Толпа качнулась к нему, но замерла, следуя за бело-желтым рукавом.
– Сейчас попробуешь. Но подождешь, пока эти двое чудовищ не убьют друг друга.
– Эй, ваше преподобие, дозволь слово молвить? – Костыль осклабился. Вместе с красной и подсохшей тряпкой на глазу смотрелось ужасно. – А?
– Что ты хочешь, нечестивец?
– Спорный вопрос, кстати. Почему сразу нечестивец?
– Отвечай.
– Мои друзья – очень скромные люди, а от вашего гостеприимства им точно не по себе. Позвольте нам с девочкой проститься. Один черт, руки связаны, а ваши обломы мне точно и вторую буркалу выбьют, если чего.
Азамат согласно кивнул. Лишнее время всегда хорошо. А три или две петли из пяти-семи уже немного подались. Что там думала Женя, так и осталось тайной. Внешне старлей осталось такой же. Разве что успокоилась.
– Следите за ней.
– И повязку-то снимите, вы чего?
Бело-желтый начал недовольно кривить и, все же, открывать рот.

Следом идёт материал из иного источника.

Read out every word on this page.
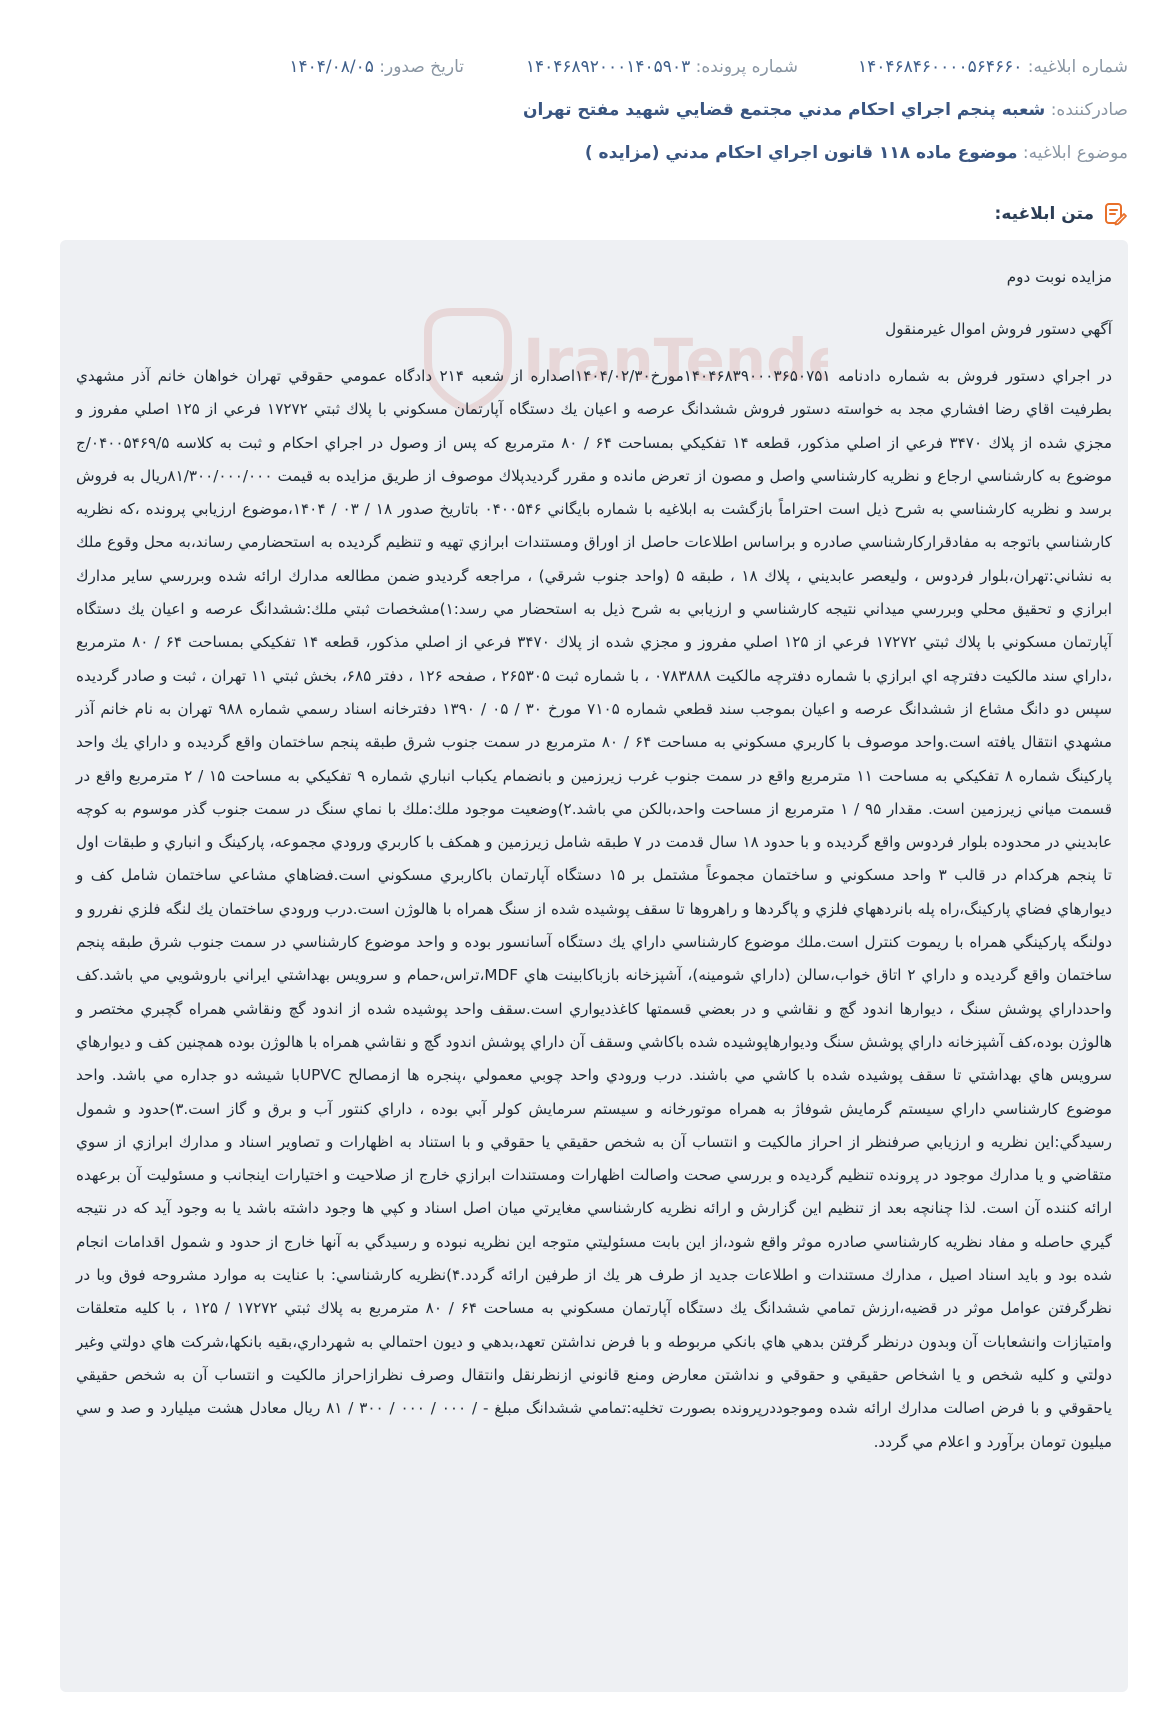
شماره ابلاغيه: ۱۴۰۴۶۸۴۶۰۰۰۰۵۶۴۶۶۰
شماره پرونده: ۱۴۰۴۶۸۹۲۰۰۰۱۴۰۵۹۰۳
تاريخ صدور: ۱۴۰۴/۰۸/۰۵
صادرکننده: شعبه پنجم اجراي احکام مدني مجتمع قضايي شهيد مفتح تهران
موضوع ابلاغيه: موضوع ماده ۱۱۸ قانون اجراي احکام مدني (مزايده )
متن ابلاغيه:
IranTende
مزايده نوبت دوم
آگهي دستور فروش اموال غيرمنقول
در اجراي دستور فروش به شماره دادنامه ۱۴۰۴۶۸۳۹۰۰۰۳۶۵۰۷۵۱مورخ۱۴۰۴/۰۲/۳۰اصداره از شعبه ۲۱۴ دادگاه عمومي حقوقي تهران خواهان خانم آذر مشهدي بطرفيت اقاي رضا افشاري مجد به خواسته دستور فروش ششدانگ عرصه و اعيان يك دستگاه آپارتمان مسكوني با پلاك ثبتي ۱۷۲۷۲ فرعي از ۱۲۵ اصلي مفروز و مجزي شده از پلاك ۳۴۷۰ فرعي از اصلي مذكور، قطعه ۱۴ تفكيكي بمساحت ۶۴ / ۸۰ مترمربع كه پس از وصول در اجراي احكام و ثبت به كلاسه ۰۴۰۰۵۴۶۹/۵/ج موضوع به كارشناسي ارجاع و نظريه كارشناسي واصل و مصون از تعرض مانده و مقرر گرديدپلاك موصوف از طريق مزايده به قيمت ۸۱/۳۰۰/۰۰۰/۰۰۰ريال به فروش برسد و نظريه كارشناسي به شرح ذيل است احتراماً بازگشت به ابلاغيه با شماره بايگاني ۰۴۰۰۵۴۶ باتاريخ صدور ۱۸ / ۰۳ / ۱۴۰۴،موضوع ارزيابي پرونده ،كه نظريه كارشناسي باتوجه به مفادقراركارشناسي صادره و براساس اطلاعات حاصل از اوراق ومستندات ابرازي تهيه و تنظيم گرديده به استحضارمي رساند،به محل وقوع ملك به نشاني:تهران،بلوار فردوس ، وليعصر عابديني ، پلاك ۱۸ ، طبقه ۵ (واحد جنوب شرقي) ، مراجعه گرديدو ضمن مطالعه مدارك ارائه شده وبررسي ساير مدارك ابرازي و تحقيق محلي وبررسي ميداني نتيجه كارشناسي و ارزيابي به شرح ذيل به استحضار مي رسد:۱)مشخصات ثبتي ملك:ششدانگ عرصه و اعيان يك دستگاه آپارتمان مسكوني با پلاك ثبتي ۱۷۲۷۲ فرعي از ۱۲۵ اصلي مفروز و مجزي شده از پلاك ۳۴۷۰ فرعي از اصلي مذكور، قطعه ۱۴ تفكيكي بمساحت ۶۴ / ۸۰ مترمربع ،داراي سند مالكيت دفترچه اي ابرازي با شماره دفترچه مالكيت ۰۷۸۳۸۸۸ ، با شماره ثبت ۲۶۵۳۰۵ ، صفحه ۱۲۶ ، دفتر ۶۸۵، بخش ثبتي ۱۱ تهران ، ثبت و صادر گرديده سپس دو دانگ مشاع از ششدانگ عرصه و اعيان بموجب سند قطعي شماره ۷۱۰۵ مورخ ۳۰ / ۰۵ / ۱۳۹۰ دفترخانه اسناد رسمي شماره ۹۸۸ تهران به نام خانم آذر مشهدي انتقال يافته است.واحد موصوف با كاربري مسكوني به مساحت ۶۴ / ۸۰ مترمربع در سمت جنوب شرق طبقه پنجم ساختمان واقع گرديده و داراي يك واحد پاركينگ شماره ۸ تفكيكي به مساحت ۱۱ مترمربع واقع در سمت جنوب غرب زيرزمين و بانضمام يكباب انباري شماره ۹ تفكيكي به مساحت ۱۵ / ۲ مترمربع واقع در قسمت مياني زيرزمين است. مقدار ۹۵ / ۱ مترمربع از مساحت واحد،بالكن مي باشد.۲)وضعيت موجود ملك:ملك با نماي سنگ در سمت جنوب گذر موسوم به كوچه عابديني در محدوده بلوار فردوس واقع گرديده و با حدود ۱۸ سال قدمت در ۷ طبقه شامل زيرزمين و همكف با كاربري ورودي مجموعه، پاركينگ و انباري و طبقات اول تا پنجم هركدام در قالب ۳ واحد مسكوني و ساختمان مجموعاً مشتمل بر ۱۵ دستگاه آپارتمان باكاربري مسكوني است.فضاهاي مشاعي ساختمان شامل كف و ديوارهاي فضاي پاركينگ،راه پله بانردههاي فلزي و پاگردها و راهروها تا سقف پوشيده شده از سنگ همراه با هالوژن است.درب ورودي ساختمان يك لنگه فلزي نفررو و دولنگه پاركينگي همراه با ريموت كنترل است.ملك موضوع كارشناسي داراي يك دستگاه آسانسور بوده و واحد موضوع كارشناسي در سمت جنوب شرق طبقه پنجم ساختمان واقع گرديده و داراي ۲ اتاق خواب،سالن (داراي شومينه)، آشپزخانه بازباكابينت هاي MDF،تراس،حمام و سرويس بهداشتي ايراني باروشويي مي باشد.كف واحدداراي پوشش سنگ ، ديوارها اندود گچ و نقاشي و در بعضي قسمتها كاغذديواري است.سقف واحد پوشيده شده از اندود گچ ونقاشي همراه گچبري مختصر و هالوژن بوده،كف آشپزخانه داراي پوشش سنگ وديوارهاپوشيده شده باكاشي وسقف آن داراي پوشش اندود گچ و نقاشي همراه با هالوژن بوده همچنين كف و ديوارهاي سرويس هاي بهداشتي تا سقف پوشيده شده با كاشي مي باشند. درب ورودي واحد چوبي معمولي ،پنجره ها ازمصالح UPVCبا شيشه دو جداره مي باشد. واحد موضوع كارشناسي داراي سيستم گرمايش شوفاژ به همراه موتورخانه و سيستم سرمايش كولر آبي بوده ، داراي كنتور آب و برق و گاز است.۳)حدود و شمول رسيدگي:اين نظريه و ارزيابي صرفنظر از احراز مالكيت و انتساب آن به شخص حقيقي يا حقوقي و با استناد به اظهارات و تصاوير اسناد و مدارك ابرازي از سوي متقاضي و يا مدارك موجود در پرونده تنظيم گرديده و بررسي صحت واصالت اظهارات ومستندات ابرازي خارج از صلاحيت و اختيارات اينجانب و مسئوليت آن برعهده ارائه كننده آن است. لذا چنانچه بعد از تنظيم اين گزارش و ارائه نظريه كارشناسي مغايرتي ميان اصل اسناد و كپي ها وجود داشته باشد يا به وجود آيد كه در نتيجه گيري حاصله و مفاد نظريه كارشناسي صادره موثر واقع شود،از اين بابت مسئوليتي متوجه اين نظريه نبوده و رسيدگي به آنها خارج از حدود و شمول اقدامات انجام شده بود و بايد اسناد اصيل ، مدارك مستندات و اطلاعات جديد از طرف هر يك از طرفين ارائه گردد.۴)نظريه كارشناسي: با عنايت به موارد مشروحه فوق وبا در نظرگرفتن عوامل موثر در قضيه،ارزش تمامي ششدانگ يك دستگاه آپارتمان مسكوني به مساحت ۶۴ / ۸۰ مترمربع به پلاك ثبتي ۱۷۲۷۲ / ۱۲۵ ، با كليه متعلقات وامتيازات وانشعابات آن وبدون درنظر گرفتن بدهي هاي بانكي مربوطه و با فرض نداشتن تعهد،بدهي و ديون احتمالي به شهرداري،بقيه بانكها،شركت هاي دولتي وغير دولتي و كليه شخص و يا اشخاص حقيقي و حقوقي و نداشتن معارض ومنع قانوني ازنظرنقل وانتقال وصرف نظرازاحراز مالكيت و انتساب آن به شخص حقيقي ياحقوقي و با فرض اصالت مدارك ارائه شده وموجوددرپرونده بصورت تخليه:تمامي ششدانگ مبلغ - / ۰۰۰ / ۰۰۰ / ۳۰۰ / ۸۱ ريال معادل هشت ميليارد و صد و سي ميليون تومان برآورد و اعلام مي گردد.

– Снять повязку! – громыхнул князь. – Девки бояться?!
Толпа согласно захохотала, забухала, заржала и загоготала. Бело-желтый, скривясь, как от оскомины, согласно кивнул. Бледная тварь из прошлой ночи довольно оскалилась. Даша заморгала, привыкая к свету, оглянулась, застыла взглядом на них, троих.
– Правильно, – согласился Костыль, – если уж вам не нужна свобода, а души алчут деспотии, тоталитаризма и мракобесия, то надо хотя бы немного пользоваться главенствованием исполнительной власти над духовной. Верно?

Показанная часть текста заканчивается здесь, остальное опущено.